La Organización Meteorológica Mundial prevé un incremento de temperaturas, sequías, lluvias intensas y mayor actividad ciclónica como consecuencia del fenómeno climático.
La Organización Meteorológica Mundial (OMM), organismo especializado de las Naciones Unidas, alertó sobre el probable desarrollo de un fenómeno de El Niño de intensidad moderada a fuerte durante los próximos meses, condición climática que podría extenderse entre nueve y doce meses y generar impactos significativos en diversas regiones del planeta.
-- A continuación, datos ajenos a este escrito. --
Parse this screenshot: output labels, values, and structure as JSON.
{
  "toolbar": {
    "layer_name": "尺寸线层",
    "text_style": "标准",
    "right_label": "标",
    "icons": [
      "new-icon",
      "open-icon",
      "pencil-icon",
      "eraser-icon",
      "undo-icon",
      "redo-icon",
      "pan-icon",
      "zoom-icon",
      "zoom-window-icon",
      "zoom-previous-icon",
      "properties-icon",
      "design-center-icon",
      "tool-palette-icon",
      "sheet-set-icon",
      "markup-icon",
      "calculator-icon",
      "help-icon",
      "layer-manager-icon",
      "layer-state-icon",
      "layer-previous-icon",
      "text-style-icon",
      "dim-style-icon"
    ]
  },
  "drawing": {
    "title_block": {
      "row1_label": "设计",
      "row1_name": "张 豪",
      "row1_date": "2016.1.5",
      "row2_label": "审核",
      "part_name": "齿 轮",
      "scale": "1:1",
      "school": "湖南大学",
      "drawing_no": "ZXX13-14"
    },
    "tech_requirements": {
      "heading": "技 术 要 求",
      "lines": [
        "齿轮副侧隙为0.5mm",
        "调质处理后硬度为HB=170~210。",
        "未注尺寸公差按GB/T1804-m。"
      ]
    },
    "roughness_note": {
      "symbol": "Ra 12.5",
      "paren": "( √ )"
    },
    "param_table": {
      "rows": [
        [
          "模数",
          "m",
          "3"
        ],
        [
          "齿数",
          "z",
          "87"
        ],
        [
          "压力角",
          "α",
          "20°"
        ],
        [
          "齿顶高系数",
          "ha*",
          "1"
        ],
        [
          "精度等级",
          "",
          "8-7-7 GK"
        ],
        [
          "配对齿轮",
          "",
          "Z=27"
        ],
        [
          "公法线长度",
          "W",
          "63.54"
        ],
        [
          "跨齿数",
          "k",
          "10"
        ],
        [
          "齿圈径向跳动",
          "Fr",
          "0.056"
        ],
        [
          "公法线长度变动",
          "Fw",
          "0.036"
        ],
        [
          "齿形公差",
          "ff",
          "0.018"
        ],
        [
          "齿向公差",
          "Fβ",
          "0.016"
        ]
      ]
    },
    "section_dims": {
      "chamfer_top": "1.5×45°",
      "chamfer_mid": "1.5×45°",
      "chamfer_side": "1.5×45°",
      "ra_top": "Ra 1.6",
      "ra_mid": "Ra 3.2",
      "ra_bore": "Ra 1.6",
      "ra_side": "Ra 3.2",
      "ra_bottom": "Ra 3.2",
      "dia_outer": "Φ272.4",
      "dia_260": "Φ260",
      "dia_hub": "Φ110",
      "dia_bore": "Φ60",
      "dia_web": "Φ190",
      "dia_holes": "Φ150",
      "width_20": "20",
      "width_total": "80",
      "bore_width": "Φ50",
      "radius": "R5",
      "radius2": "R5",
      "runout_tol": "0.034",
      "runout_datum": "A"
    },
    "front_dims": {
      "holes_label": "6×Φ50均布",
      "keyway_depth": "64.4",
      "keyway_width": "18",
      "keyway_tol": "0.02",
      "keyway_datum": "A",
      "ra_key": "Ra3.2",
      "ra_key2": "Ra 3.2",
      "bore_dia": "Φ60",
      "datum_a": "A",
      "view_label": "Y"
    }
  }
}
De acuerdo con el pronóstico del organismo internacional, los indicadores oceánicos y atmosféricos muestran un acelerado calentamiento de las aguas superficiales del océano Pacífico ecuatorial, fenómeno que comenzó a fortalecerse entre finales de abril y mediados de mayo.
La OMM señaló que, además del aumento de la temperatura en la superficie marina, se han detectado condiciones inusualmente cálidas en las capas subsuperficiales del Pacífico tropical, con registros que superan hasta en seis grados centígrados los valores promedio, lo que favorece el desarrollo y permanencia de El Niño.
La secretaria general de la OMM, Celeste Saulo, advirtió que este fenómeno podría provocar un incremento de las temperaturas globales durante los próximos meses, además de intensificar eventos climáticos extremos como sequías prolongadas, lluvias torrenciales, olas de calor terrestres y marinas, así como una mayor actividad de huracanes en el Pacífico central y oriental.
Entre las regiones que podrían registrar alteraciones en los patrones de precipitación y temperatura se encuentran el sur de Sudamérica, el sur de Estados Unidos, el Cuerno de África y diversas zonas de Asia Central, donde se prevén cambios significativos en las condiciones climáticas habituales.
La OMM recordó que la última aparición de El Niño, entre 2023 y 2024, contribuyó a que 2024 fuera considerado el año más cálido del que se tiene registro a nivel mundial. Ante este nuevo escenario, el secretario general de la ONU, António Guterres, reiteró la necesidad de acelerar las acciones para enfrentar la crisis climática y fortalecer la transición hacia fuentes de energía más sostenibles.
Aunque los especialistas señalan que no existe evidencia concluyente de que el cambio climático incremente la frecuencia o intensidad de El Niño, sí advierten que el calentamiento global agrava los efectos asociados a este fenómeno, aumentando la severidad de las precipitaciones extremas, las sequías y las olas de calor en distintas regiones del mundo.